Откуда в нем это взялось? Как развилось, укрепилось? Ах, зачем он тогда в той, Кирейской тайге не увел Виктора с собой силой! И были бы вместе и в Красной Армии с комиссаром Васениным, и на Дальнем Востоке, и в Испании, и еще — куда призовет обязанность гражданина, долг перед своим народом, перед Отечеством…
«Знаешь ли ты, что такое жизнь?» Знаю! Это три тяжело раненных человека, из которых один без сознания, а два других мысленно отсчитывают минуты или спасения своего или своей гибели. И надо тебе жить, жить, двигаться, идти вперед без малейшего промедления, чтобы они остались живы. Твоя собственная жизнь только тогда имеет высокий смысл, если ты не дрожишь над нею, а готов отдать ее во имя спасения жизней других людей.

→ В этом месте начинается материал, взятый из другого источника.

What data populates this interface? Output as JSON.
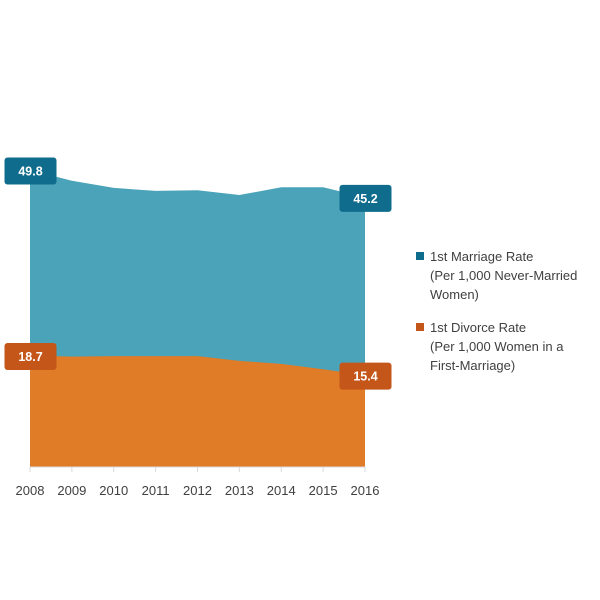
{
  "chart_data": {
    "type": "area",
    "x": [
      "2008",
      "2009",
      "2010",
      "2011",
      "2012",
      "2013",
      "2014",
      "2015",
      "2016"
    ],
    "series": [
      {
        "name": "1st Marriage Rate\n(Per 1,000 Never-Married\nWomen)",
        "values": [
          49.8,
          48.0,
          46.8,
          46.3,
          46.4,
          45.6,
          46.9,
          46.9,
          45.2
        ],
        "color": "#4aa3b8",
        "callout_color": "#0f6c8c"
      },
      {
        "name": "1st Divorce Rate\n(Per 1,000 Women in a\nFirst-Marriage)",
        "values": [
          18.7,
          18.5,
          18.6,
          18.6,
          18.6,
          17.8,
          17.3,
          16.4,
          15.4
        ],
        "color": "#e07b27",
        "callout_color": "#c5561a"
      }
    ],
    "callouts": [
      {
        "series": 0,
        "index": 0,
        "label": "49.8"
      },
      {
        "series": 0,
        "index": 8,
        "label": "45.2"
      },
      {
        "series": 1,
        "index": 0,
        "label": "18.7"
      },
      {
        "series": 1,
        "index": 8,
        "label": "15.4"
      }
    ],
    "ylim": [
      0,
      50
    ],
    "grid": false,
    "legend_position": "right"
  }
}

Утро застало Тимофея в таком же ровном, высокоствольном бору, по какому тащился он и вчера. Слева вилась оледенелая речка. Здесь она стала значительно шире. А берег еще круче. Но теперь чаще попадались Тимофею давние следы топора: подгнившие, голенастые пеньки. А даль по-прежнему была замутнена метелью.
Тимофей съел последнего рябчика. Подумал и разгрыз несколько таблеток глюкозы. Невыносимо сохло во рту, а от холодного снега, когда проглотишь его, еще сильнее першит в горле.